İnsan kendine de iyi gelir
Sıradan insanların yaşantısından çıkardığı gözlemleri öykülerine taşıyan, ayrıntıları ustalıkla işleyen Ahmet Büke, öykücülüğümüze yeni bir nefes getirmeyi başarıyor.
Çağdaş edebiyatımızın öykü yazarlarından Ahmet Büke’nin, ON8 Blog’daki “Sosyal Ayrıntılar Ansiklopedisi”nde yayımlanan ve yeni öykülerinden oluşan “İnsan Kendine de İyi Gelir” adlı son öykü toplamı ON8 Kitap etiketiyle yayımlandı.
Kitapta, birbirine görünmeden bağlanan otuz sekiz kısa öykü yer alıyor. Sıradan insanların yaşantısından çıkardığı gözlemleri öykülerine taşıyan, ayrıntıları ustalıkla işleyen Ahmet Büke, öykücülüğümüze yeni bir nefes getirmeyi başarıyor. Küçük insanların mahalle aralarındaki yaşamları, yürek burkan bir incelikle Büke’nin satırlarına yansıyor. Bu güzel öyküleri okurken samimi, kendi halinde yaşayan insanların sesini duyacaksınız.
Yakından tanıdığı, iyi bildiği çevrelerin hikâyelerini anlatırken kendine özgü, zaman zaman edebi meddahlık olarak da değerlendirebileceğimiz espri dolu bir dil kullanıyor. Sözü uzatmaması, neyi nasıl söyleyeceğini çok iyi biliyor olması, yazarla sohbet ediyormuş hissi oluşturuyor okuyucuda. Öykülerinin kısalığı, dilinin olabildiği ölçüde yalın ve yoğunlaştırılmış olması, sorunlara yaklaşma açısı daha insani bir dünyanın kapılarını aralıyor okuyucuya. Giriftlikten uzak anlatımı ve kelimeleri öncelikle asal anlamlarıyla kullanması sadeliğinin temel taşlarını oluşturuyor.
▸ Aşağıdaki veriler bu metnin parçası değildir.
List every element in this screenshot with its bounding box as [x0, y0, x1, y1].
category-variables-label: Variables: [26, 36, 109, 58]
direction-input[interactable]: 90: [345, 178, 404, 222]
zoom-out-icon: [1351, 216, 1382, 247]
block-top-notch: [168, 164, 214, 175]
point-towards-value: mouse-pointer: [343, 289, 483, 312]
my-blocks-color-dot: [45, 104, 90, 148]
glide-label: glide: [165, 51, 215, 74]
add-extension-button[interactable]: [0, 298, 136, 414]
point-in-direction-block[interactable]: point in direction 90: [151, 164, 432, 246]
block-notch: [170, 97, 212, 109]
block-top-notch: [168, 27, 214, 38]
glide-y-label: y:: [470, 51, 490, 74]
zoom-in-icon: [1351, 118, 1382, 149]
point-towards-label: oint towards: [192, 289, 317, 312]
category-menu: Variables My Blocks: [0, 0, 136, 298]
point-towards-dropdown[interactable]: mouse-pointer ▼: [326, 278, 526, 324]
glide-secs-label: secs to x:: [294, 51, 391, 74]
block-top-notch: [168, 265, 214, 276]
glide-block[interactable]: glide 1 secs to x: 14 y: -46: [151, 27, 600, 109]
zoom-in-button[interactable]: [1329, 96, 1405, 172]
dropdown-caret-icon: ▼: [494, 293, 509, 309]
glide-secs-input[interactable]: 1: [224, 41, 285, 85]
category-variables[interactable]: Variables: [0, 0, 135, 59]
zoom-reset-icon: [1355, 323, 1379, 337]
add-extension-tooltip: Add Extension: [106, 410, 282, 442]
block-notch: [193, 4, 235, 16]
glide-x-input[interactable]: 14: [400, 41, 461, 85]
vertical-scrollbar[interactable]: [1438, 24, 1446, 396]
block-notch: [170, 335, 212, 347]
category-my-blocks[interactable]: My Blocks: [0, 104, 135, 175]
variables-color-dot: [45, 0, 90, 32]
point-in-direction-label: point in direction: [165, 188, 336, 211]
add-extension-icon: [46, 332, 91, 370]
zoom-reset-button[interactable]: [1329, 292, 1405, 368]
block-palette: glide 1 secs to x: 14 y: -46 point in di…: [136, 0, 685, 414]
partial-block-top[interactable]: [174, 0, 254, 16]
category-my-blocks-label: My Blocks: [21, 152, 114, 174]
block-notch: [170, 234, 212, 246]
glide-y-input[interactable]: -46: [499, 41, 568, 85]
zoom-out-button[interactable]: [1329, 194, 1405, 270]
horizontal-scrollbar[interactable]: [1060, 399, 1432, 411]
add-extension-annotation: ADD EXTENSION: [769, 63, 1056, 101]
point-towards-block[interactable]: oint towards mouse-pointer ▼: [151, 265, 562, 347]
Genel yargı ilk öykü kitabından bu yana hayatı, hayatın ta kendisini yazdığı yönündedir Büke’nin. Kimilerince Kafkaesk yapıda yazıyor şeklinde değerlendirilen yazar, bu işi Kafka’dan farklı olarak “tereyağından kıl çeker gibi” yapıyor diyebiliriz. Onun öykülerini bir heykeltıraşın, taşın içine saklanmış anlamı ortaya çıkarmasına benzetebiliriz; aslında hep orda vardı keşfedilmek için mahir bir elin yardımını bekliyordu.
Öykülerin geneline; kurgu-gerçeklik, bilinç-bilinçaltı unsurlarının hâkim olduğunu görüyoruz. Hayatın olağan akışı içinde dikkat çekmeyecek ayrıntılardan kendine has bir öykü evreni yaratıyor: Varlığından şüpheye düştüğünüz “Bandini”, “Dev-Genç Suzi”, “Mahallenin En Güzel Kelimesi: Müjde”… Bolca ironi kattığı öyküleri onun anlatımını farklı kılıyor. Bir çırpıda okuyabileceğiniz bu öykülerde tıpkı yaşam gibi acılar, hüzünler ve sevinçler bir arada. Toplumsal ve siyasal anlamda komik trajiği güçlendirmek için değil, onu anlamsız kılmak için kabul ve değerleri farklı bir atmosferde ele aldığını görüyoruz bu kitapta.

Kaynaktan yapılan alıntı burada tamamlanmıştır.